What Is Winterizing Anyway and How Easy Is It for a Homeowner to Do It?

winterizing your home checklistEver notice that you hear a lot more about winterizing your home than “summerizing”? There are several good reasons why:

  • The effects of frigid winter weather inflict far more stress on a structure than hot temperatures and present greater risk of mishaps like water damage.
  • Because the laws of physics dictate that heat energy moves from a warm zone to a colder zone, winter is an ongoing battle against nature and the heat loss that affects indoor household comfort.
  • Economics are more critical in cold weather, too. In many locales, monthly expenses to heat a home in winter are often up to twice the cost of keeping the same house cool during summer. Therefore, energy-saving gains you can make by winterizing pay off in bigger ways.

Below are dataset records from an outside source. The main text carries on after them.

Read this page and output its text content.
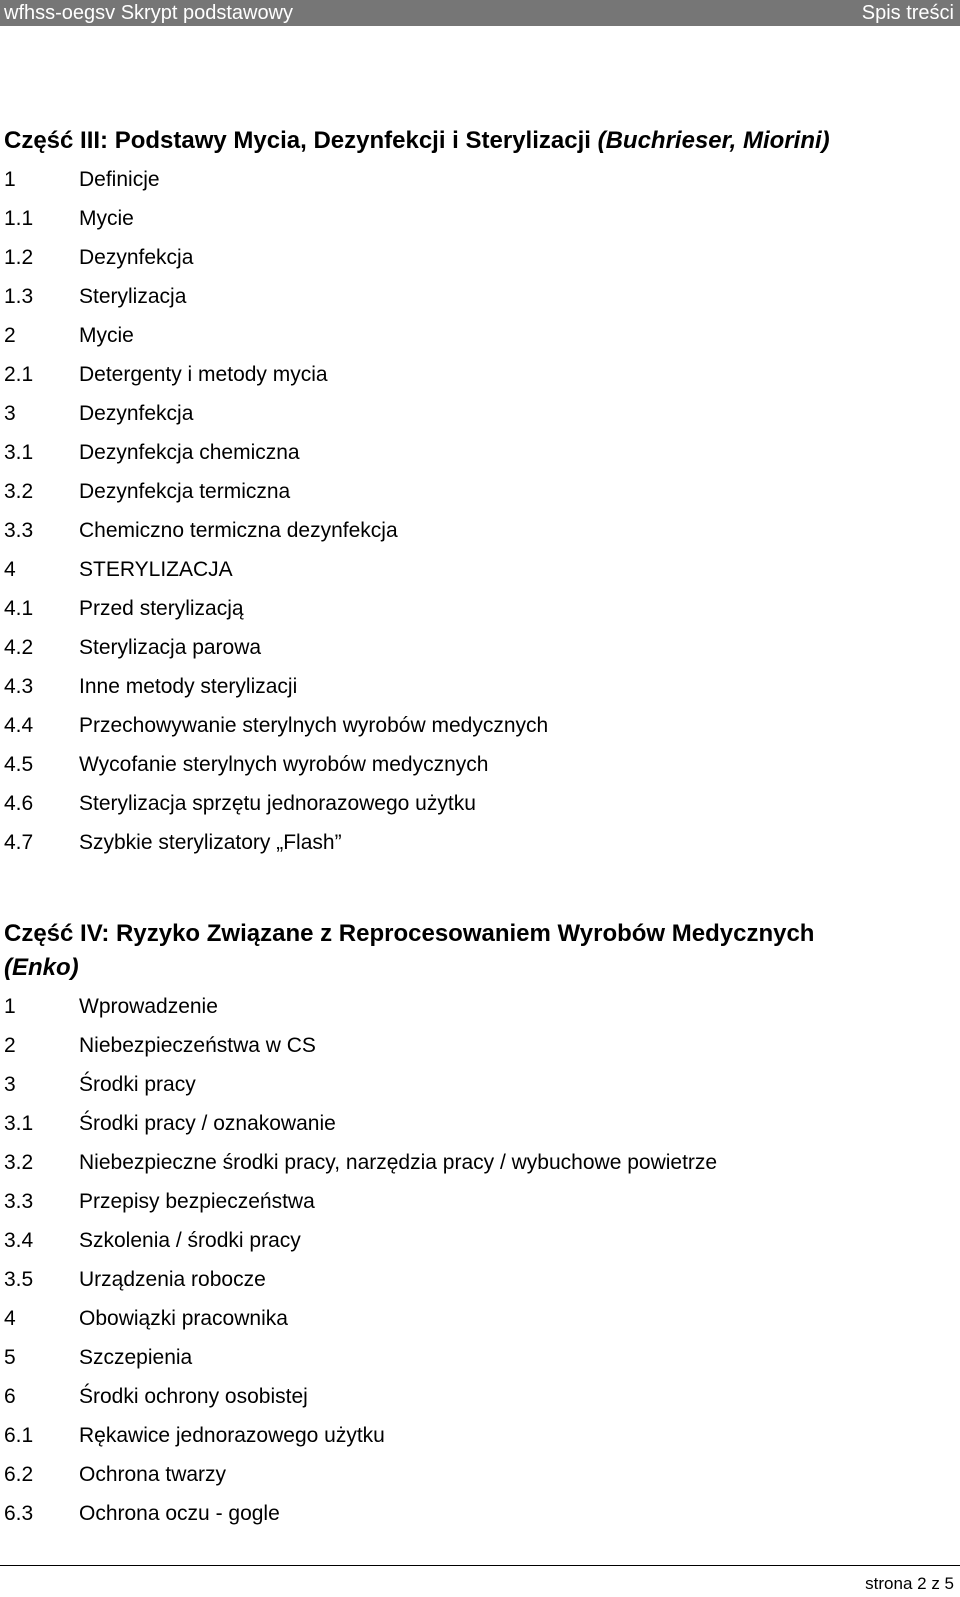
wfhss-oegsv Skrypt podstawowy	Spis treści
Część III: Podstawy Mycia, Dezynfekcji i Sterylizacji (Buchrieser, Miorini)
1	Definicje
1.1	Mycie
1.2	Dezynfekcja
1.3	Sterylizacja
2	Mycie
2.1	Detergenty i metody mycia
3	Dezynfekcja
3.1	Dezynfekcja chemiczna
3.2	Dezynfekcja termiczna
3.3	Chemiczno termiczna dezynfekcja
4	STERYLIZACJA
4.1	Przed sterylizacją
4.2	Sterylizacja parowa
4.3	Inne metody sterylizacji
4.4	Przechowywanie sterylnych wyrobów medycznych
4.5	Wycofanie sterylnych wyrobów medycznych
4.6	Sterylizacja sprzętu jednorazowego użytku
4.7	Szybkie sterylizatory „Flash”
Część IV: Ryzyko Związane z Reprocesowaniem Wyrobów Medycznych
(Enko)
1	Wprowadzenie
2	Niebezpieczeństwa w CS
3	Środki pracy
3.1	Środki pracy / oznakowanie
3.2	Niebezpieczne środki pracy, narzędzia pracy / wybuchowe powietrze
3.3	Przepisy bezpieczeństwa
3.4	Szkolenia / środki pracy
3.5	Urządzenia robocze
4	Obowiązki pracownika
5	Szczepienia
6	Środki ochrony osobistej
6.1	Rękawice jednorazowego użytku
6.2	Ochrona twarzy
6.3	Ochrona oczu - gogle
strona 2 z 5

A winterizing to-do list necessarily includes a combination of DIY chores as well as a few matters that ought to be handled by professionals:

  • Feel for interior drafts around windows, doors and other potential leak locations. These can be repaired yourself by replacing worn door and window weatherstripping and sealing structural cracks and gaps in walls and ceiling with silicone caulk.
  • Check the depth and condition of attic insulation and compare it to online Department of Energy recommendations for your climate zone. If needed, a professional can add more to meet DOE specs without removing existing insulation.
  • Inspect the exterior of the home for large gaps and other openings that admit cold air into the crawl space or exterior walls. Some openings may be sealed with expanding spray foam insulation in a can. You may need a carpenter or handyman to deal with larger openings.
  • Look for exposed plumbing pipes in unconditioned zones like the crawl space and attic. Install foam insulation sleeves on all accessible pipes to prevent freezing.
  • Get an annual roof inspection including gutters and downspouts by a qualified roofer. For safety’s sake, you probably shouldn’t do it yourself.
  • Schedule furnace check-up and preventive maintenance with a professional HVAC contractor. This checkup should include critical safety issues such as venting and ductwork inspection, as well as testing for carbon monoxide.